Twenty-three general practices in Sheffield, UK.

PARTICIPANTS

In total, 209 patients (aged 31-92 years) with chronic sleep problems who had been receiving repeat hypnotic drug prescriptions for at least 1 month (mean = 13.4 years) were recruited into the trial.

INTERVENTIONS

The intervention consisted of six 50-minute sessions as follows: introduction and sleep assessment, basic sleep hygiene, stimulus control and sleep restriction procedures, progressive relaxation, cognitive treatments, and review and discharge.

MAIN OUTCOME MEASURES

These included: global sleep quality [as measured by the Pittsburgh Sleep Quality Index (PSQI)], frequency of hypnotic drug use, mean dose of hypnotics consumed, health-related quality of life [as measured by the Short-Form 36 (SF-36)], NHS service costs and overall cost utility.

RESULTS

At 3- and 6-month follow-ups, patients treated with CBT showed improved global PSQI scores as well as improvements in the SF-36 dimensions of vitality at 3 months and physical functioning and mental health at 6 months. CBT-treated patients also reported reductions in the frequency of hypnotic drug use compared with the control group, with many CBT-treated patients reporting zero drug use at the follow-up assessments. Clinical improvements were maintained within the CBT group at the 12-month follow-up, with PSQI scores and the frequency of hypnotic drug use continuing to show significant reductions relative to the control group.
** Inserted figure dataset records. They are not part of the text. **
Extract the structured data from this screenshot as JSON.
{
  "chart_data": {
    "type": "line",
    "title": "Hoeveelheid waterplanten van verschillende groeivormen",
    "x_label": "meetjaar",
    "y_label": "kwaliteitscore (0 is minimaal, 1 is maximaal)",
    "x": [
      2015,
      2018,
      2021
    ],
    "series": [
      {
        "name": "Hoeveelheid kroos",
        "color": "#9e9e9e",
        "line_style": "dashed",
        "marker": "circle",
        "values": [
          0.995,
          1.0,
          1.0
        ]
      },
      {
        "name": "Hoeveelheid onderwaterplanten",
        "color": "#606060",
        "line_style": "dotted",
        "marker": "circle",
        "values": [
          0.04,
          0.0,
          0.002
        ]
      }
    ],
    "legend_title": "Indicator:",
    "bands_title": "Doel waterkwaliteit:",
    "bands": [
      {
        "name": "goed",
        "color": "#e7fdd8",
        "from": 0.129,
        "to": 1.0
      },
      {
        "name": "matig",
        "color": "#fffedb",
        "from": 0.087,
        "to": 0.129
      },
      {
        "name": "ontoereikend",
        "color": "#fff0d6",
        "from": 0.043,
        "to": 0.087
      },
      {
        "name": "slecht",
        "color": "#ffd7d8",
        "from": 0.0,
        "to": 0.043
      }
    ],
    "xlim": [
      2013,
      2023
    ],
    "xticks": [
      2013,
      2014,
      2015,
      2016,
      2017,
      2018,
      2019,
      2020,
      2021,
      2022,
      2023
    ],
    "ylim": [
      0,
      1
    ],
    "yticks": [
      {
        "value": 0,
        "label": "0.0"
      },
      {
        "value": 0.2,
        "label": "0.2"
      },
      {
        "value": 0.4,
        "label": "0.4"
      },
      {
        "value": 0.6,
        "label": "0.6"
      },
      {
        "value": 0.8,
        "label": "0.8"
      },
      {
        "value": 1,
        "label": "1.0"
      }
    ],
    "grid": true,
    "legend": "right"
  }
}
Multiple regression analyses of PSQI scores within the sleep clinic group alone indicated that the magnitude of pre- to post-treatment change in overall sleep quality was closely related to Hospital Anxiety and Depression Scale depression scores at 3-, 6-and 12-month follow-ups. In each model higher depression scores at baseline were associated with poorer treatment outcomes. No significant relationship was found between the patient's age and PSQI outcomes in any of these analyses. Within the sleep clinic group, reductions in drug use showed no significant association with the hypnotic product consumed. At the 3-month follow-up low-frequency drug use was reported by 22.9% (8/35) of temazepam users, 33.3% (5/15) of nitrazepam users and 38.9% (7/18) of zopiclone users. The total cost of service provision was GBP154.40 per patient (1999/2000 prices). The mean incremental cost per quality-adjusted life-year (QALY) at 6 months was GBP3418; this figure was insensitive to changes in costs. A simple model also showed that extending the evaluation period beyond 6 months may improve the cost-effectiveness of CBT. The incorporation of hidden costs associated with hypnotic drug treatment (e.g. accidents) also reduces the cost per QALY ratio, although to a much lesser degree.

CONCLUSIONS

In routine general practice settings, psychological treatment for insomnia can improve sleep quality, reduce hypnotic drug use, and improve health-related quality of life at a favourable cost among long-term hypnotic users with chronic sleep difficulties. These positive outcomes appear robust over time, persisting for at least 1 year among the more treatment-adherent patients. While these benefits may be reduced among those patients presenting with higher levels of psychological distress, the present study clearly indicates that older age per se presents no barrier to successful treatment outcomes. Further research should assess the long-term clinical and cost-effectiveness of psychological treatments for insomnia among non-hypnotic-using patients, and establish the minimum psychological treatment input required.